GFL, which is North America’s fourth-biggest waste hauler, is selling shares for US$19 each, said the people, who asked not to be identified because the information wasn’t public yet. The company sold about 75 million shares, one of the people said.
GFL is raising about US$1.4 billion in the offering. The company earlier planned to raise as much as US$1.54 billion by selling 73.2 million shares for US$20 to US$21 each. Including a sale of tangible equity units, the company is raising about US$2.2 billion.
The company, which had been set to price its offering on Tuesday, pushed up the share sale to Monday as markets roared back after last week’s losses.
The offering is being led by JPMorgan Chase & Co., Bank of Montreal, Goldman Sachs Group Inc., Royal Bank of Canada and Bank of Nova Scotia. The shares are expected to begin trading Tuesday on the New York Stock Exchange under the symbol GFL, with the company’s debut on the Toronto Stock Exchange later in the week.
“I’m thrilled that in the face of very challenging market conditions over the last week, we were able to successfully market and price one of the largest IPOs in TSX history,” GFL founder and Chief Executive Officer Patrick Dovigi said in an email.
The pricing of GFL’s IPO was reported earlier by International Financing Review.
The listing is set to be the biggest by a Canadian company since PrairieSky Royalty Ltd.’s US$1.53 billion listing in 2014, according to data compiled by Bloomberg. Manulife Financial Corp., with a US$1.7 billion offering two decades ago, is the only Canadian company to have topped PrairieSky.

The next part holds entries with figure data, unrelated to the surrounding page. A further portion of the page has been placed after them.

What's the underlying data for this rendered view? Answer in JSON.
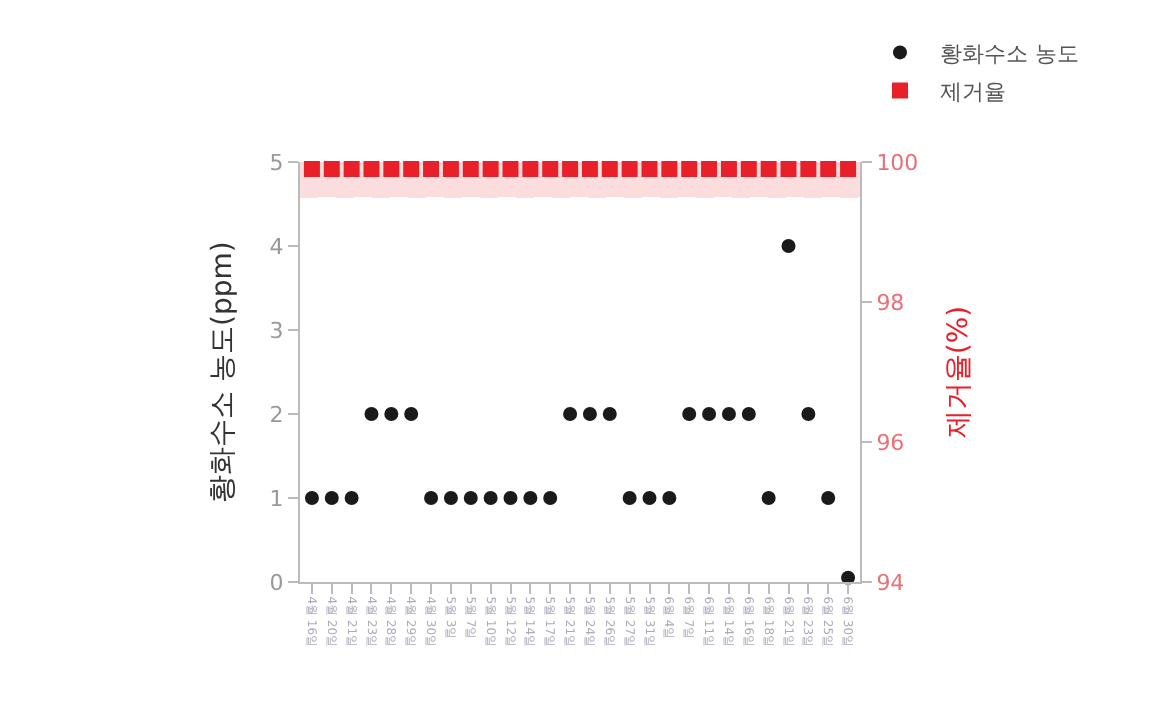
{
  "chart_data": {
    "type": "scatter",
    "xlabel": null,
    "ylabel": "황화수소 농도(ppm)",
    "y2label": "제거율(%)",
    "categories": [
      "4월 16일",
      "4월 20일",
      "4월 21일",
      "4월 23일",
      "4월 28일",
      "4월 29일",
      "4월 30일",
      "5월 3일",
      "5월 7일",
      "5월 10일",
      "5월 12일",
      "5월 14일",
      "5월 17일",
      "5월 21일",
      "5월 24일",
      "5월 26일",
      "5월 27일",
      "5월 31일",
      "6월 4일",
      "6월 7일",
      "6월 11일",
      "6월 14일",
      "6월 16일",
      "6월 18일",
      "6월 21일",
      "6월 23일",
      "6월 25일",
      "6월 30일"
    ],
    "series": [
      {
        "name": "황화수소 농도",
        "color": "#1a1a1a",
        "marker": "circle",
        "values": [
          1,
          1,
          1,
          2,
          2,
          2,
          1,
          1,
          1,
          1,
          1,
          1,
          1,
          2,
          2,
          2,
          1,
          1,
          1,
          2,
          2,
          2,
          2,
          1,
          4,
          2,
          1,
          0.05
        ]
      },
      {
        "name": "제거율",
        "color": "#e8202a",
        "marker": "square",
        "axis": "y2",
        "values": [
          99.9,
          99.9,
          99.9,
          99.9,
          99.9,
          99.9,
          99.9,
          99.9,
          99.9,
          99.9,
          99.9,
          99.9,
          99.9,
          99.9,
          99.9,
          99.9,
          99.9,
          99.9,
          99.9,
          99.9,
          99.9,
          99.9,
          99.9,
          99.9,
          99.9,
          99.9,
          99.9,
          99.9
        ]
      }
    ],
    "ylim": [
      0,
      5
    ],
    "yticks": [
      0,
      1,
      2,
      3,
      4,
      5
    ],
    "y2lim": [
      94,
      100
    ],
    "y2ticks": [
      94,
      96,
      98,
      100
    ],
    "bands": [
      {
        "axis": "y2",
        "from": 99.5,
        "to": 100,
        "color": "#f07a80"
      }
    ],
    "grid": false,
    "legend": "top right"
  }
}
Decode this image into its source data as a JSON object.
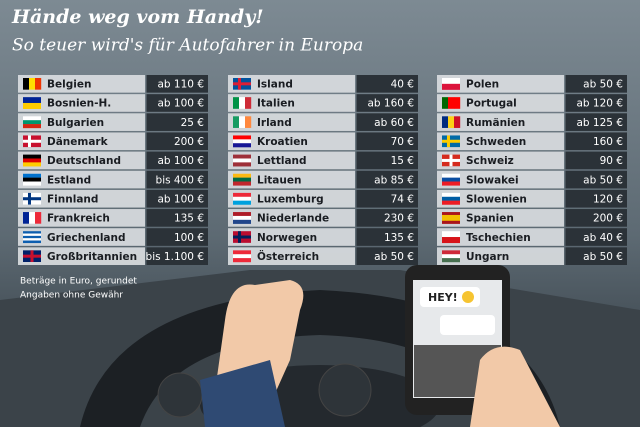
{
  "header": {
    "title": "Hände weg vom Handy!",
    "subtitle": "So teuer wird's für Autofahrer in Europa"
  },
  "table": {
    "columns": [
      {
        "rows": [
          {
            "country": "Belgien",
            "fine": "ab 110 €"
          },
          {
            "country": "Bosnien-H.",
            "fine": "ab 100 €"
          },
          {
            "country": "Bulgarien",
            "fine": "25 €"
          },
          {
            "country": "Dänemark",
            "fine": "200 €"
          },
          {
            "country": "Deutschland",
            "fine": "ab 100 €"
          },
          {
            "country": "Estland",
            "fine": "bis 400 €"
          },
          {
            "country": "Finnland",
            "fine": "ab 100 €"
          },
          {
            "country": "Frankreich",
            "fine": "135 €"
          },
          {
            "country": "Griechenland",
            "fine": "100 €"
          },
          {
            "country": "Großbritannien",
            "fine": "bis 1.100 €"
          }
        ]
      },
      {
        "rows": [
          {
            "country": "Island",
            "fine": "40 €"
          },
          {
            "country": "Italien",
            "fine": "ab 160 €"
          },
          {
            "country": "Irland",
            "fine": "ab 60 €"
          },
          {
            "country": "Kroatien",
            "fine": "70 €"
          },
          {
            "country": "Lettland",
            "fine": "15 €"
          },
          {
            "country": "Litauen",
            "fine": "ab 85 €"
          },
          {
            "country": "Luxemburg",
            "fine": "74 €"
          },
          {
            "country": "Niederlande",
            "fine": "230 €"
          },
          {
            "country": "Norwegen",
            "fine": "135 €"
          },
          {
            "country": "Österreich",
            "fine": "ab 50 €"
          }
        ]
      },
      {
        "rows": [
          {
            "country": "Polen",
            "fine": "ab 50 €"
          },
          {
            "country": "Portugal",
            "fine": "ab 120 €"
          },
          {
            "country": "Rumänien",
            "fine": "ab 125 €"
          },
          {
            "country": "Schweden",
            "fine": "160 €"
          },
          {
            "country": "Schweiz",
            "fine": "90 €"
          },
          {
            "country": "Slowakei",
            "fine": "ab 50 €"
          },
          {
            "country": "Slowenien",
            "fine": "120 €"
          },
          {
            "country": "Spanien",
            "fine": "200 €"
          },
          {
            "country": "Tschechien",
            "fine": "ab 40 €"
          },
          {
            "country": "Ungarn",
            "fine": "ab 50 €"
          }
        ]
      }
    ]
  },
  "notes": [
    "Beträge in Euro, gerundet",
    "Angaben ohne Gewähr"
  ],
  "phone": {
    "message": "HEY!"
  }
}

GFL, which is North America’s fourth-biggest waste hauler, had canceled IPO plans in November after investors balked at its debt load and questioned its growth prospects. It had sought to raise as much as US$2.1 billion at the top end of its marketed range of US$20 and US$24 a share. Banks running the IPO could only muster support for the offering at about US$18 a share, people familiar with the matter said at the time.

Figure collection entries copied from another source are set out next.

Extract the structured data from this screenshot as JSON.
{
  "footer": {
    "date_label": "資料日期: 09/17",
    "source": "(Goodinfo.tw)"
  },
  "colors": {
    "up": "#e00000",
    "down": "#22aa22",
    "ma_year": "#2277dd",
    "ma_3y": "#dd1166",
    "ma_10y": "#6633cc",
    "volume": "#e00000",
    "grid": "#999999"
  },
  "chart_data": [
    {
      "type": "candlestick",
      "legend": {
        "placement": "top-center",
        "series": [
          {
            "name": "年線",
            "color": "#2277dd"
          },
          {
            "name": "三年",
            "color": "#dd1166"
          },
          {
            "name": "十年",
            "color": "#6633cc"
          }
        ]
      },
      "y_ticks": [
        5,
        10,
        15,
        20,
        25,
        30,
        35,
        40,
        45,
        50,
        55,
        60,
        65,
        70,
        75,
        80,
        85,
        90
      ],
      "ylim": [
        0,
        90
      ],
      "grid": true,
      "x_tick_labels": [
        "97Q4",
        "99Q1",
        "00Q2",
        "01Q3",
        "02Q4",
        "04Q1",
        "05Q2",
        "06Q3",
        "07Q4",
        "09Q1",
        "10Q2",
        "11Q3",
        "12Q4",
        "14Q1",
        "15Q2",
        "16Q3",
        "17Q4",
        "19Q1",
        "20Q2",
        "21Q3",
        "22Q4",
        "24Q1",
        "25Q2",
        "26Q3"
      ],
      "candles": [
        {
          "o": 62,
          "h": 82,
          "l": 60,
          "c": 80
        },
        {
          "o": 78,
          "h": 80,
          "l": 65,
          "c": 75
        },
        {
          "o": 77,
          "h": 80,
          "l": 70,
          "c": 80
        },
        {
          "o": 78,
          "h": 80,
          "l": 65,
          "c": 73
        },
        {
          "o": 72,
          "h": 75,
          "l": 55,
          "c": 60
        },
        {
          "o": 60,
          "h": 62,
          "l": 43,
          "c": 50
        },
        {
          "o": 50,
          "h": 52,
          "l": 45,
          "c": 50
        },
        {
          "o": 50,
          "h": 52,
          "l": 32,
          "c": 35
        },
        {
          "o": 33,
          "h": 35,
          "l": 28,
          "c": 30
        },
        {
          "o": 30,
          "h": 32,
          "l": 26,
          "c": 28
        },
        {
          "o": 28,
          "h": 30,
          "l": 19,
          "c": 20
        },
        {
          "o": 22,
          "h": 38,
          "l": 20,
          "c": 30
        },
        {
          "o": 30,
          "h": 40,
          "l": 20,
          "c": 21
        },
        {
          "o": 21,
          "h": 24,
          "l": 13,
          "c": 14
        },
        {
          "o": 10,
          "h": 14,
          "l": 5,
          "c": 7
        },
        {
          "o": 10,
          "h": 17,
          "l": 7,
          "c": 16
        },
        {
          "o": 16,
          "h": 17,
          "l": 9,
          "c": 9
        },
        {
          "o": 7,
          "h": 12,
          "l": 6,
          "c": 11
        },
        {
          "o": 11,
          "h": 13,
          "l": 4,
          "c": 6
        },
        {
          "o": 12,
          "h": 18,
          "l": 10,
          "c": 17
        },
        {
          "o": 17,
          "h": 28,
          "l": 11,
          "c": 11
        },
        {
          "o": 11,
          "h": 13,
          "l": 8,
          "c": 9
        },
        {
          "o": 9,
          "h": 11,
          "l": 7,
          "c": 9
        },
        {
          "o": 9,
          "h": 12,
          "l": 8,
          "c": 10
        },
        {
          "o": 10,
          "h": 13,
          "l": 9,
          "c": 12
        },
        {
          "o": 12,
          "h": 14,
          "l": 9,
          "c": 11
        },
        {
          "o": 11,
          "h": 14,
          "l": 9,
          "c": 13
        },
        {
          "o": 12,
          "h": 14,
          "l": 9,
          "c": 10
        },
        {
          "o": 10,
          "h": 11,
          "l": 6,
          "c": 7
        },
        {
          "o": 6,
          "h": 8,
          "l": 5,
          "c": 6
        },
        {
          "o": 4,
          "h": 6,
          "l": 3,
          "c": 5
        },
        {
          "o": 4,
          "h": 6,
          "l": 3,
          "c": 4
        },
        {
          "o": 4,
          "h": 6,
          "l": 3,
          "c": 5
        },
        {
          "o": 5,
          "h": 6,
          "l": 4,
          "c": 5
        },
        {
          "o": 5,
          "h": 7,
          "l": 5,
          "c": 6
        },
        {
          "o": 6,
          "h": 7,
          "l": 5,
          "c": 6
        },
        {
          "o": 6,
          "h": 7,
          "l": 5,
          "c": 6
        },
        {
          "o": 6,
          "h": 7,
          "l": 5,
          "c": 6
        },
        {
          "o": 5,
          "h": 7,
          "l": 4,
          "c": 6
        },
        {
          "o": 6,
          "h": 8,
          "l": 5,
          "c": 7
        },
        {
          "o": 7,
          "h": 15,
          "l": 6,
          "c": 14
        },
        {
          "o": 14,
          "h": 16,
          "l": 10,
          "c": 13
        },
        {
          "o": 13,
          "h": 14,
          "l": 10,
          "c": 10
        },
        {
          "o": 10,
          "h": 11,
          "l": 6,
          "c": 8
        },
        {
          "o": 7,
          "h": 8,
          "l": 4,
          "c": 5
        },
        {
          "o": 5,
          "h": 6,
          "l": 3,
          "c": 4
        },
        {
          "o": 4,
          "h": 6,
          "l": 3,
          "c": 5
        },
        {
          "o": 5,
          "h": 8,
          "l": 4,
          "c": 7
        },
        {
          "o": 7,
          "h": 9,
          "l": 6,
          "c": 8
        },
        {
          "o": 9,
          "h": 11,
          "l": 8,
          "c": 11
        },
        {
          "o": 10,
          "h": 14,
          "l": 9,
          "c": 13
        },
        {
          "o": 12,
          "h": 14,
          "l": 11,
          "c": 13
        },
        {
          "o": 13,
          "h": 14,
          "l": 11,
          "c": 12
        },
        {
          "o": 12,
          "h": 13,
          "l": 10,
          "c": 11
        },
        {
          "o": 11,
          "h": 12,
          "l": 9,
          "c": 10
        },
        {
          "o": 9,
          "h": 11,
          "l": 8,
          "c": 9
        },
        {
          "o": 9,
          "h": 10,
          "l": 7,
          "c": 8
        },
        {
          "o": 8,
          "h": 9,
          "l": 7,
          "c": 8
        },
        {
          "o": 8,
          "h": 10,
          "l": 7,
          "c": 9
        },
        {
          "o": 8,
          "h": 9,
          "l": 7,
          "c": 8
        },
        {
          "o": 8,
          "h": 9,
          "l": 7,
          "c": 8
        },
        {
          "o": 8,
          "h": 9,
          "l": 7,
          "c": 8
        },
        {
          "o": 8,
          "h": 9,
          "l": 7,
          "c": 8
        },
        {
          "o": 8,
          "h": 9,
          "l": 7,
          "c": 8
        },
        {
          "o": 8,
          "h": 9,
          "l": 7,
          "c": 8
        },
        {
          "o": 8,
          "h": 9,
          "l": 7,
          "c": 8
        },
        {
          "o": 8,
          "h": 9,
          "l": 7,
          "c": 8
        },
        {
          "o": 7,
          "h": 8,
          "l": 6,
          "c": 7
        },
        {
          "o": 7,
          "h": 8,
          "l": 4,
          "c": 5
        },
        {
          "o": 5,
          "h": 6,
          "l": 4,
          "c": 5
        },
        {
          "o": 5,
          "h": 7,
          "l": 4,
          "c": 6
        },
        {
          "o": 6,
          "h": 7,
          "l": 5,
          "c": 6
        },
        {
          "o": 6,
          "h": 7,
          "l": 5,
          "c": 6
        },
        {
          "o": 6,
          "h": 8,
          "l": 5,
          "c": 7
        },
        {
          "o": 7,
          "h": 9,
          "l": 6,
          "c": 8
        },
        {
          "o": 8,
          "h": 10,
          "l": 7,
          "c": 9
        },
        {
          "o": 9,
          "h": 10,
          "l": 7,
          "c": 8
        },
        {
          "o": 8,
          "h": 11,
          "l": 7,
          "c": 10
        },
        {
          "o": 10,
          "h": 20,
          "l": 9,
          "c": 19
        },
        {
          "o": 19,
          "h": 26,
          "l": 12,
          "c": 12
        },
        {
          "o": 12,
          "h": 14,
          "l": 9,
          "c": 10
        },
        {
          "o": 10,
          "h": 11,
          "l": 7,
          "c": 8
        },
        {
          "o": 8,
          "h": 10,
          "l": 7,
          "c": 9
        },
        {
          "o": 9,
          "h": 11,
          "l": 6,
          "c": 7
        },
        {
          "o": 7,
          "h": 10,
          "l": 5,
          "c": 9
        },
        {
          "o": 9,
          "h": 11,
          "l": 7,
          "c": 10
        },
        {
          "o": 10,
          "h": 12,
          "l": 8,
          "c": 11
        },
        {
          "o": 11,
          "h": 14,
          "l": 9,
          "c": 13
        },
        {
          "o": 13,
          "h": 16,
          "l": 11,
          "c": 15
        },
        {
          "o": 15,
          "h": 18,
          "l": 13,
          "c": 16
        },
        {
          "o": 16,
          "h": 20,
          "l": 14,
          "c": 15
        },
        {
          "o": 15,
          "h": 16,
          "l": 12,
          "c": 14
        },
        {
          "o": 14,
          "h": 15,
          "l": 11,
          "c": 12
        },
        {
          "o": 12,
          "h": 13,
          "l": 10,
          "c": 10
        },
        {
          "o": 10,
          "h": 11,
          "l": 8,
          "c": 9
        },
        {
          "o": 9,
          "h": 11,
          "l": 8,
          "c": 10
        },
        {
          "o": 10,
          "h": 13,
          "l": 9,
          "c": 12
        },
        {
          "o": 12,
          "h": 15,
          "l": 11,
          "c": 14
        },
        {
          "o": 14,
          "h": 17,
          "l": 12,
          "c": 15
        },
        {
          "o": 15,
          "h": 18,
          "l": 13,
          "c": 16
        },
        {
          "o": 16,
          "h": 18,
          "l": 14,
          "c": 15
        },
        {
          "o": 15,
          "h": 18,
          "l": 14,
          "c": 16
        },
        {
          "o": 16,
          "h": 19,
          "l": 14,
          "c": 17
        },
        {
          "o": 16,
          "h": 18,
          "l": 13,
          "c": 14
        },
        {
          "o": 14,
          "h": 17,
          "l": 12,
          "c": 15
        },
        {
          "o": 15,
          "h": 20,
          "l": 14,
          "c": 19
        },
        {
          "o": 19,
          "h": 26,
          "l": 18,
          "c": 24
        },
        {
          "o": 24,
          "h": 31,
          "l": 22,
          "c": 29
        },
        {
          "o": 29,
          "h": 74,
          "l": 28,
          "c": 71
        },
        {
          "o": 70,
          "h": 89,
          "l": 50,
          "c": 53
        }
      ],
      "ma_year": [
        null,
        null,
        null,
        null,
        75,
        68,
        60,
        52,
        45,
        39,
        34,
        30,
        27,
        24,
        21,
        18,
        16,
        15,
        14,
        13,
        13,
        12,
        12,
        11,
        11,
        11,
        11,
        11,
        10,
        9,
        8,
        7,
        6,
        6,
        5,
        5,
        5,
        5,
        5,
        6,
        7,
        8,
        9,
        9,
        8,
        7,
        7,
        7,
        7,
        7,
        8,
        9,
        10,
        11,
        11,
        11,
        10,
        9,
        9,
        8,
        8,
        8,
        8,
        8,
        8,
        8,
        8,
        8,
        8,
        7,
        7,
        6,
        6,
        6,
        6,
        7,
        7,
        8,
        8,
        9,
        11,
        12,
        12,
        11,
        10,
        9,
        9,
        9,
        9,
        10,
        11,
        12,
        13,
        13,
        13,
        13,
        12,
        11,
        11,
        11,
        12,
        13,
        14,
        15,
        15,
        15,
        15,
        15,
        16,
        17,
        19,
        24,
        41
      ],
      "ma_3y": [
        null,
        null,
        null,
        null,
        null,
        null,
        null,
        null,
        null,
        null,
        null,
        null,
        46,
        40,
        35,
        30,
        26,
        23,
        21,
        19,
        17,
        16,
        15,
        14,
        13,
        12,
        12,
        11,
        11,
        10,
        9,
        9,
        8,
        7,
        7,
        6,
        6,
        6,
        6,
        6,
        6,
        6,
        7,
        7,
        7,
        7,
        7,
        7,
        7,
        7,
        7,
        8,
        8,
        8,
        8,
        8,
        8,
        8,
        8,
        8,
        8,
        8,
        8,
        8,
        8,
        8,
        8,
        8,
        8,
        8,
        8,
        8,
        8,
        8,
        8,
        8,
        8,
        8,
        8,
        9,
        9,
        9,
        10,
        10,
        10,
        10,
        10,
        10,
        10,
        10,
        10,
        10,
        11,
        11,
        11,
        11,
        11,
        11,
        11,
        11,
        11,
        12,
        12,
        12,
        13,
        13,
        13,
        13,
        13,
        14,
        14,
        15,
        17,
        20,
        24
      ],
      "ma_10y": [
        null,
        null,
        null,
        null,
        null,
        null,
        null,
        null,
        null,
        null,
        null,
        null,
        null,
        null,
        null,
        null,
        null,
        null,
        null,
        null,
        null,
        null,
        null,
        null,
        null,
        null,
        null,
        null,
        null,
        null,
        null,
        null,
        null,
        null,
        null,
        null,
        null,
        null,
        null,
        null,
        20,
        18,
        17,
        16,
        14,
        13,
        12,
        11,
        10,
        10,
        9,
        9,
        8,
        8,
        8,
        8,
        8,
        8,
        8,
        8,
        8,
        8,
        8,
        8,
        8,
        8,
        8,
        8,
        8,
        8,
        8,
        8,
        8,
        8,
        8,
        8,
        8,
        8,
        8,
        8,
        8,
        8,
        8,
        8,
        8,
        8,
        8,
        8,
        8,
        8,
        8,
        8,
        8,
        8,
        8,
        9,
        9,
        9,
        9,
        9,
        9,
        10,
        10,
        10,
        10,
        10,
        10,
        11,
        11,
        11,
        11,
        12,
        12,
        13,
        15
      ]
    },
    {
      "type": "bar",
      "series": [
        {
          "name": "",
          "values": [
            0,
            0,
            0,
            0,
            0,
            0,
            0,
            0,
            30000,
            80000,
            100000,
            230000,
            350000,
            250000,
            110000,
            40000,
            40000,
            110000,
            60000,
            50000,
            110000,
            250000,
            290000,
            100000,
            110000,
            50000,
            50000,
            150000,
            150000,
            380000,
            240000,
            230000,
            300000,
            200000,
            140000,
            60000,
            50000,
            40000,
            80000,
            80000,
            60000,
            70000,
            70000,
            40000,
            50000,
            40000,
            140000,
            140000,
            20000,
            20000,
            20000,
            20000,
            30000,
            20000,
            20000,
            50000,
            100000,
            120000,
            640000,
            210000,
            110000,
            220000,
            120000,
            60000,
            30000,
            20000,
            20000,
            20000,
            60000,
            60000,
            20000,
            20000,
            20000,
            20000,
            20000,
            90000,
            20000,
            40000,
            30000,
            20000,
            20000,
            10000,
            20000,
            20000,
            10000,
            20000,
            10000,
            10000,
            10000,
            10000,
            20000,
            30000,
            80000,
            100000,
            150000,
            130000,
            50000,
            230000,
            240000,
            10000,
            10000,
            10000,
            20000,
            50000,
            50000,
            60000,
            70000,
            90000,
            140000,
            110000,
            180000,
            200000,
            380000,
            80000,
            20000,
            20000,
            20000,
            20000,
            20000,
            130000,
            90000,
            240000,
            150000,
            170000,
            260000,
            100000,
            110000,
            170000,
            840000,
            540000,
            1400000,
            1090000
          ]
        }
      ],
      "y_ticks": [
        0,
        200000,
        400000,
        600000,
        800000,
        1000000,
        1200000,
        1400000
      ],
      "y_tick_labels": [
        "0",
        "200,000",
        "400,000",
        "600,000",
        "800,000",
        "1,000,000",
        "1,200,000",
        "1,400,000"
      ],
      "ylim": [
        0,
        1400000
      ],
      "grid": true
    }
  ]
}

In 2018, GFL scrapped an earlier plan for an IPO after getting backing from BC Partners and the Ontario Teachers’ Pension Plan that allowed it to recapitalize. The company had aimed to raise as much as C$1 billion (US$750 million) through a share sale, people familiar with the plan said in January 2018.
Dovigi founded GFL in 2007 and has made more than 100 acquisitions since, the largest being the US$2.8 billion purchase of Waste Management Industries USA Inc. in 2018. The company has yet to turn a profit and has racked up debt to fuel those purchases -- C$7.6 billion, according to data compiled by Bloomberg.
GFL -- Green For Life -- lost C$452 million on revenue of C$3.35 billion in in 2019, according to its filings. It’s adjusted Ebitda climbed to C$826 million last year from C$409 million in the prior year.
GFL has facilities across Canada and in 23 U.S. states, serving more than 4 million homes. The company, which has more than 11,500 employees and 135,000 business customers, provides services including solid-waste hauling, soil remediation and liquid-waste management.